Prosecutors dropped disorderly conduct charge​s​ Tuesday against pop icon Paul Simon and his wife, Edie Brickell,​ stemming from an ugly shoving match at the couple’s Connecticut home in April.

“The prosecutor will not be prosecuting the case,” said Norwalk Superior Court deputy clerk Emmy Kalmanidis, adding the case will be dismissed in 13 months if the married songbirds stay out of trouble.

Simon and wife Edie Brickell, 48, and their attorneys did not appear in court for the brief proceeding, which took about one minute to complete.

Brickell picked a fight with Simon, 72, in a cottage on their property in New Canaan in April, and the dispute got physical.

The Simon & Garfunkel legend tried to walk out of the $17 million cottage, but his 6-inches-taller New Bohemians wife got in his way and gave him a shove, which he returned, the couple’s lawyer has said.

“There were a couple of pushes,” celebrity lawyer Allen Cramer admitted when the couple was hit with the misdemeanor charge.
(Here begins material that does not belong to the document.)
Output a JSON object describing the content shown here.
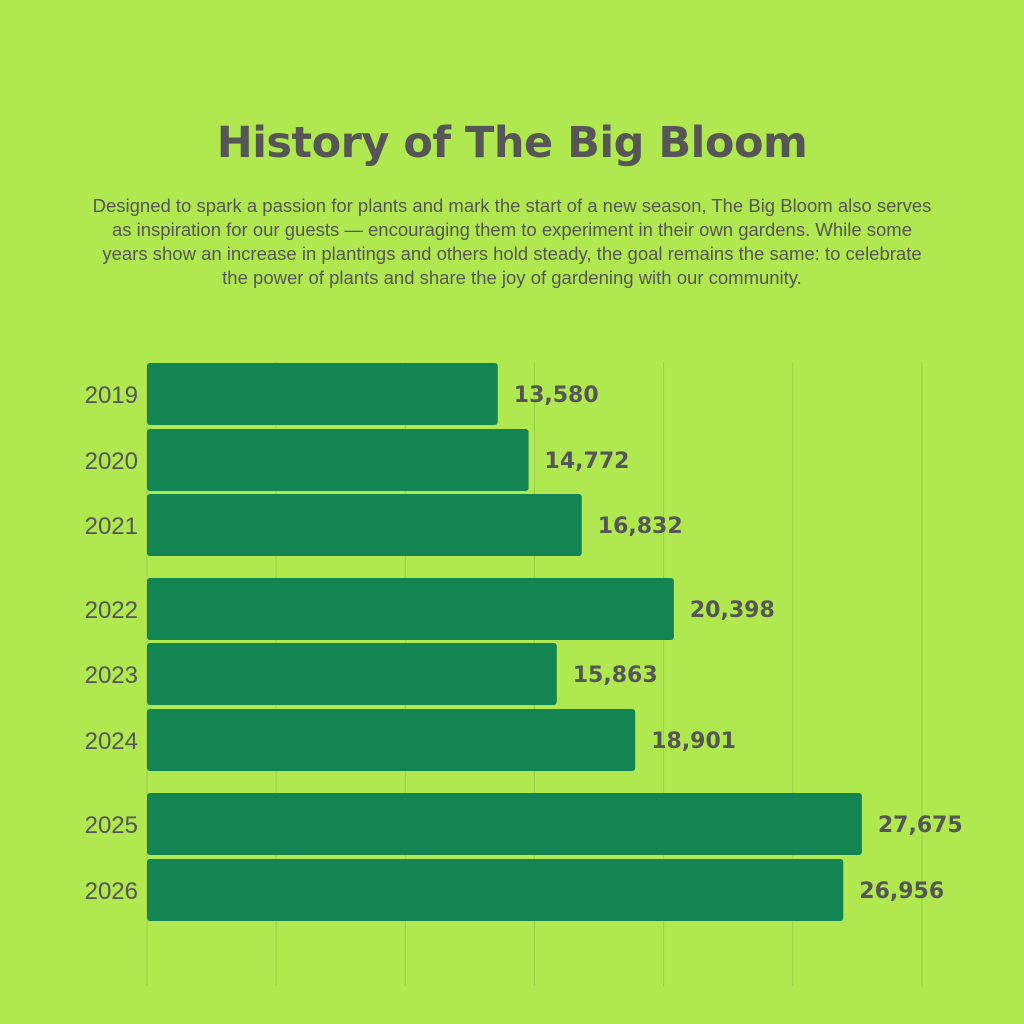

“She wanted to talk about something, and Paul didn’t want to talk about it.”

The couple held hands during their April appearance in Norwalk Superior Court.
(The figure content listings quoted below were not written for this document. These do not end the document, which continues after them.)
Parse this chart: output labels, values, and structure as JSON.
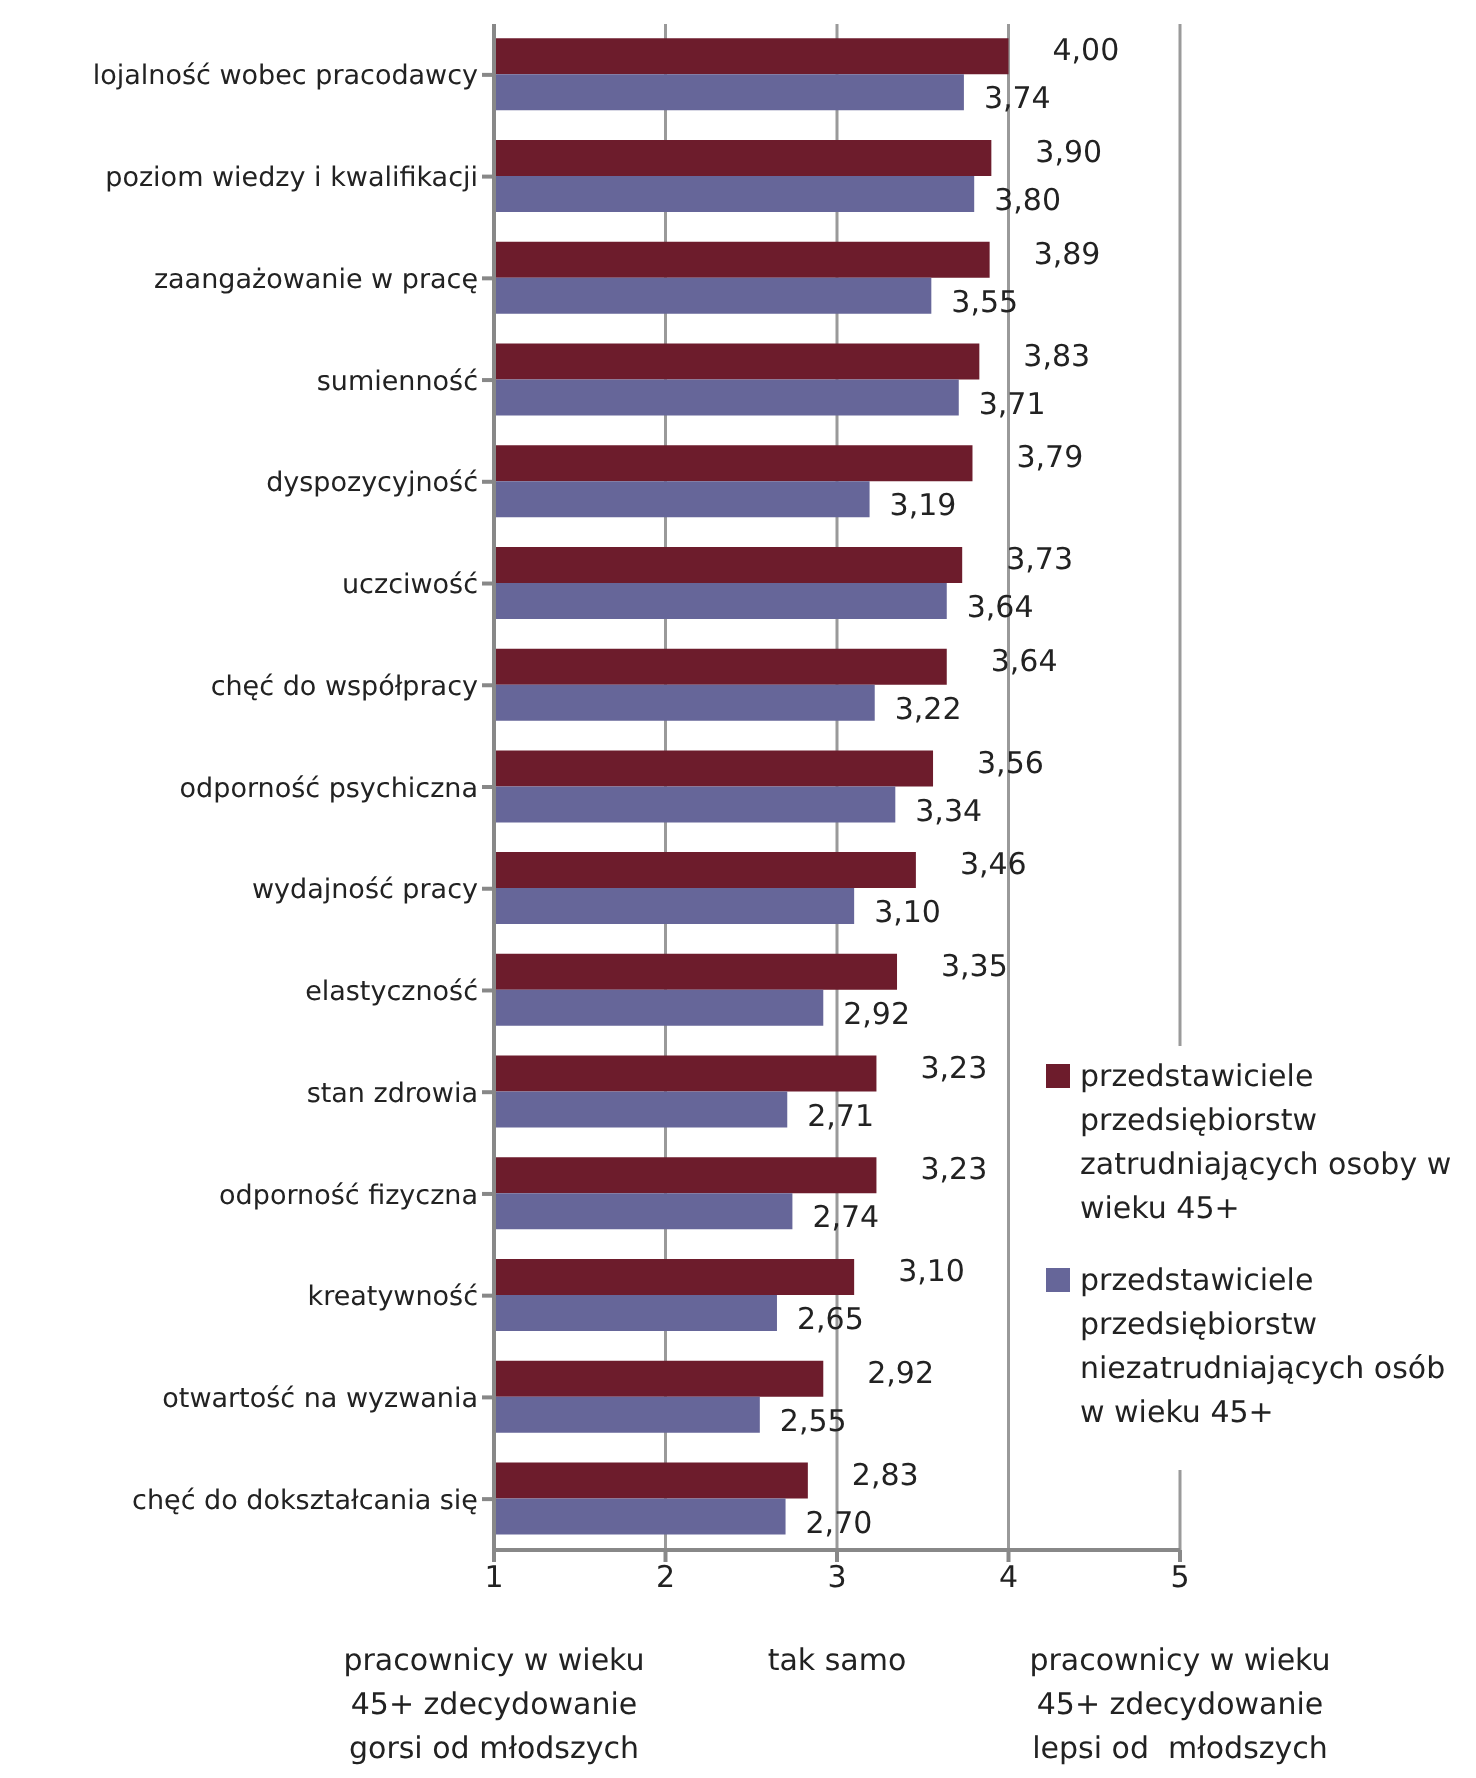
{
  "chart_data": {
    "type": "bar",
    "orientation": "horizontal",
    "categories": [
      "lojalność wobec pracodawcy",
      "poziom wiedzy i kwalifikacji",
      "zaangażowanie w pracę",
      "sumienność",
      "dyspozycyjność",
      "uczciwość",
      "chęć do współpracy",
      "odporność psychiczna",
      "wydajność pracy",
      "elastyczność",
      "stan zdrowia",
      "odporność fizyczna",
      "kreatywność",
      "otwartość na wyzwania",
      "chęć do dokształcania się"
    ],
    "series": [
      {
        "name": "przedstawiciele przedsiębiorstw zatrudniających osoby w wieku 45+",
        "color": "#6d1c2c",
        "values": [
          4.0,
          3.9,
          3.89,
          3.83,
          3.79,
          3.73,
          3.64,
          3.56,
          3.46,
          3.35,
          3.23,
          3.23,
          3.1,
          2.92,
          2.83
        ],
        "value_labels": [
          "4,00",
          "3,90",
          "3,89",
          "3,83",
          "3,79",
          "3,73",
          "3,64",
          "3,56",
          "3,46",
          "3,35",
          "3,23",
          "3,23",
          "3,10",
          "2,92",
          "2,83"
        ]
      },
      {
        "name": "przedstawiciele przedsiębiorstw niezatrudniających osób w wieku 45+",
        "color": "#666699",
        "values": [
          3.74,
          3.8,
          3.55,
          3.71,
          3.19,
          3.64,
          3.22,
          3.34,
          3.1,
          2.92,
          2.71,
          2.74,
          2.65,
          2.55,
          2.7
        ],
        "value_labels": [
          "3,74",
          "3,80",
          "3,55",
          "3,71",
          "3,19",
          "3,64",
          "3,22",
          "3,34",
          "3,10",
          "2,92",
          "2,71",
          "2,74",
          "2,65",
          "2,55",
          "2,70"
        ]
      }
    ],
    "xlim": [
      1,
      5
    ],
    "xticks": [
      1,
      2,
      3,
      4,
      5
    ],
    "grid": "x",
    "legend": "right",
    "annotations": [
      "pracownicy w wieku 45+ zdecydowanie gorsi od młodszych",
      "tak samo",
      "pracownicy w wieku 45+ zdecydowanie lepsi od  młodszych"
    ]
  }
}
“Both of us are fine together. We’re going home together, and we’re going to watch our son play baseball,” Simon told the judge at the time.

“We had an argument, which is atypical of us. Neither of us has any fear or any reason to feel threatened. I don’t feel like I need to be protected.”

A woman at the Connecticut state attorney’s office said prosecutors would have no comment.

A driver entering the Simon’s gated estate said they wouldn’t comment either.

Attorneys for Simon and Brickell did not return calls.